Related Party Extension Loans
We may extend the period of time to consummate a Business Combination by up to two additional three-month periods (for a total of 24 months to complete a Business Combination). In order to extend the time available for us to consummate a Business Combination, the Sponsor or its affiliates or designees must deposit into the trust account, for each additional three-month period, $1,265,000, ($0.10 per Public Share in either case), on or prior to the date of the applicable deadline. Any such payments would be made in the form of a non-interest bearing, unsecured promissory note. Such notes would either be paid upon consummation of a Business Combination, or, at the relevant insider’s discretion, converted upon consummation of a Business Combination into additional Private Placement Warrants at a price of $1.50 per Private Placement Warrant. The Sponsor and its affiliates or designees are not obligated to fund the trust account to extend the time for us to complete a Business Combination.
Office Space, Secretarial and Administrative Services
Commencing on the date that the Company’s securities are first listed on the NASDAQ through the earlier of consummation of the initial Business Combination and the liquidation, the Company agreed to pay the Sponsor a total of $10,000 per month for office space, utilities, secretarial and administrative support and to reimburse the Sponsor for any out-of-pocket expenses related to identifying, investigating and completing an initial Business Combination. For the year ended December 31, 2022, the Company expensed $120,000 in administrative support services. For the period from August 9, 2021 (inception) through December 31, 2021, the Company expensed $7,097 in administrative support services. At December 31, 2022 and 2021, the Company had accrued $30,000 and $7,097, respectively, in administrative fees payable to the Sponsor which are included in due to related party on the balance sheets.
Additionally, the Sponsor has agreed to pay an annual salary of $25,000 to each of the independent Board Members for services rendered prior to or in connection with the completion of the Business Combination. Board members are entitled to reimbursement for any out-of-pocket expenses related to identifying, investigating, negotiating and completing the Business Combination as well. For the year ended December 31, 2022, the Company expensed $75,000 for services rendered by the independent Board Members. For the period from August 9, 2021 (inception) through December 31, 2021, the Company expensed $3,699 for the services rendered by the independent Board Members. At December 31, 2022 and 2021, the Company had accrued approximately $18,904 and $3,699, respectively, in compensation expense to the independent board members which are included in due to related party on the balance sheets.
Contractual Obligations
We do not have any long-term debt obligations, capital lease obligations, operating lease obligations, purchase obligations or long-term liabilities other than the deferred commission fees, legal fees and related party payables of $3,727,500, $581,265 and $48,904, respectively, payable upon the consummation of a business combination.
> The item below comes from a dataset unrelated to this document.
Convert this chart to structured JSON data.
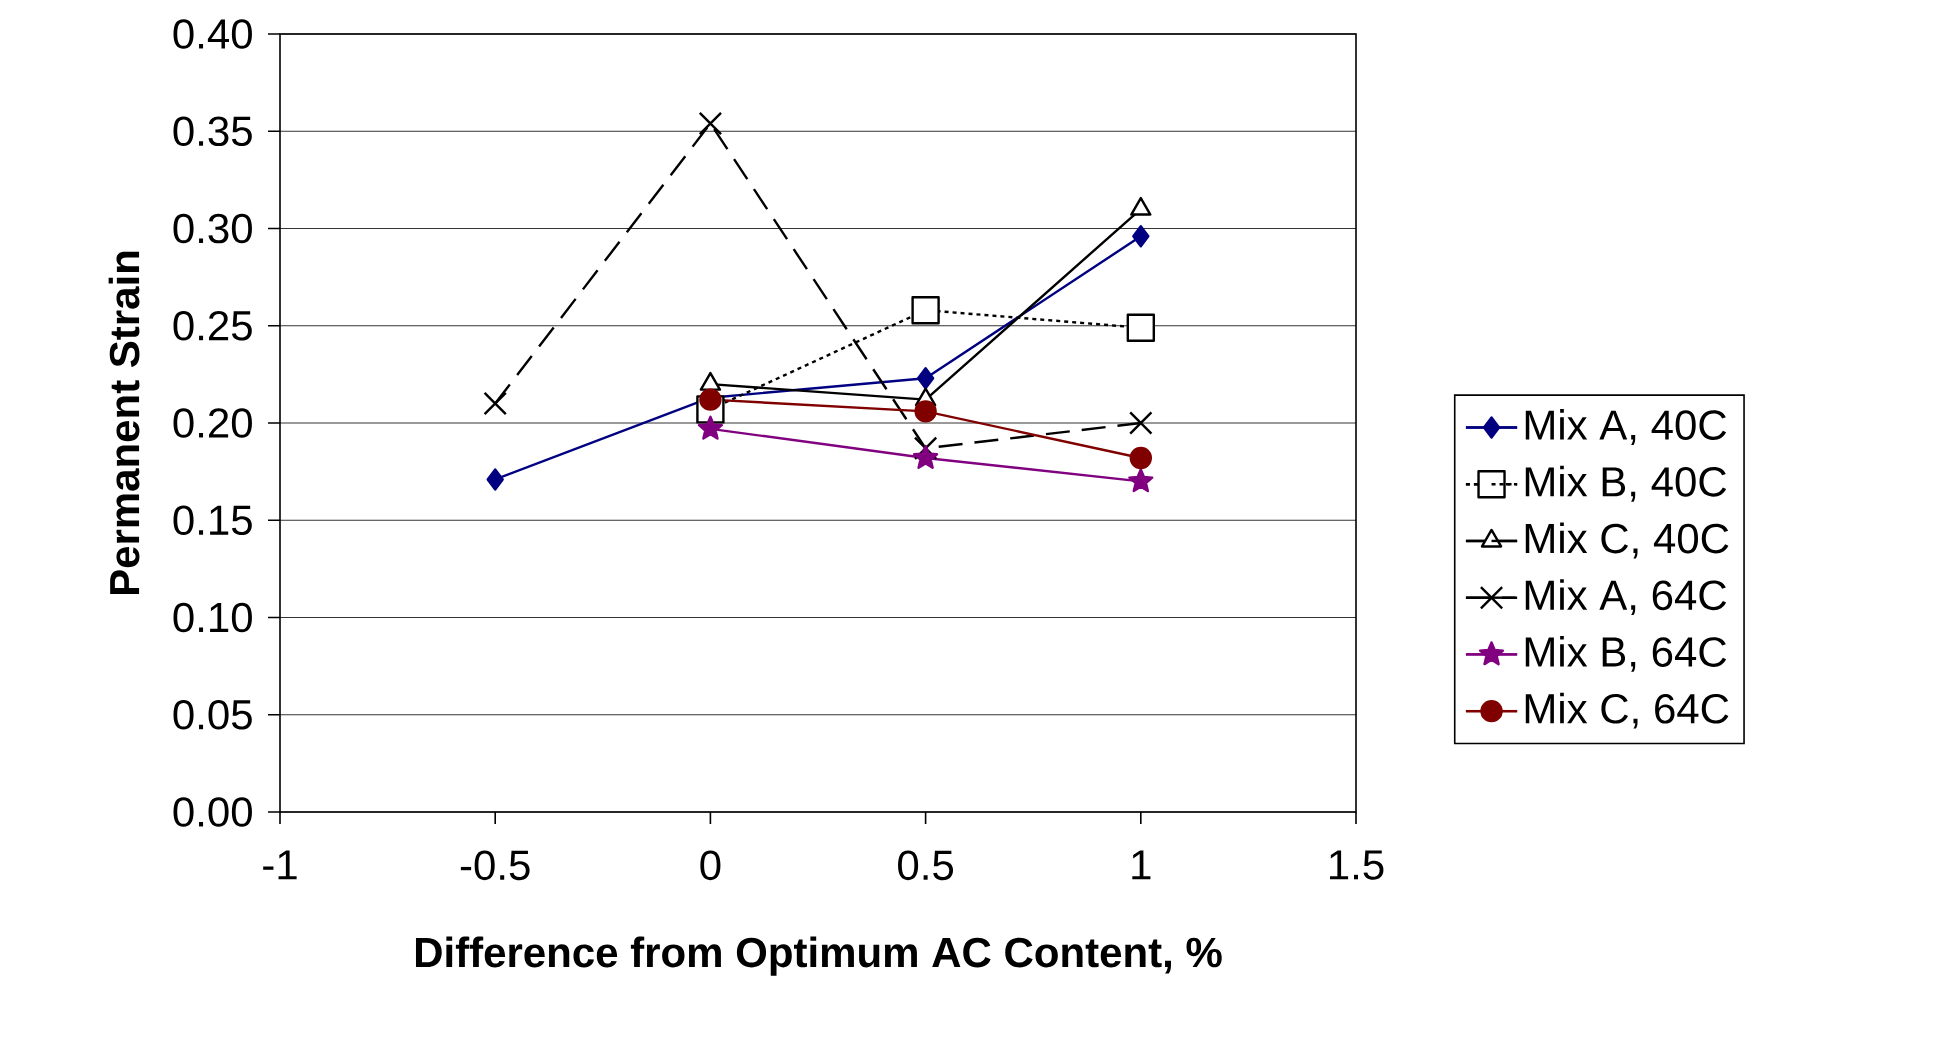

Critical Accounting Policies and Estimates
The preparation of the financial statements in conformity with GAAP requires management to make estimates and assumptions that affect the reported amounts of assets and liabilities and disclosure of contingent assets and liabilities at the date of the financial statements and the reported amounts of expenses during the reporting periods.
Making estimates requires management to exercise significant judgment. It is at least reasonably possible that the estimate of the effect of a condition, situation or set of circumstances that existed at the date of the financial statements, which management considered in formulating its estimate, could change in the near term due to one or more future confirming events. Accordingly, the actual results could differ significantly from those estimates. We have identified the following as our critical accounting policies and estimates.
Ordinary Shares Subject to Redemption
We account for our ordinary shares subject to possible redemption in accordance with the guidance in ASC Topic 480 “Distinguishing Liabilities from Equity.” Ordinary shares subject to mandatory redemption (if any) are classified as a liability instrument and measured at fair value. Conditionally redeemable ordinary shares (including ordinary shares that feature redemption rights that are either within the control of the holder or subject to redemption upon the occurrence of uncertain events not solely within our control) are classified as temporary equity. At all other times, ordinary shares are classified as shareholders’ equity. Our Class A ordinary shares feature certain redemption rights that are considered to be outside of our control and subject to the occurrence of uncertain future events. Accordingly, 12,650,000 Class A ordinary shares subject to possible redemption are presented at redemption value as temporary equity, outside of the shareholders’ deficit section of our balance sheets.
We recognize changes in redemption value immediately as they occur and adjusts the carrying value of Class A ordinary shares to equal the redemption value at the end of each reporting period. Increases or decreases in the carrying amount of redeemable ordinary shares are affected by charges against additional paid in capital and accumulated deficit.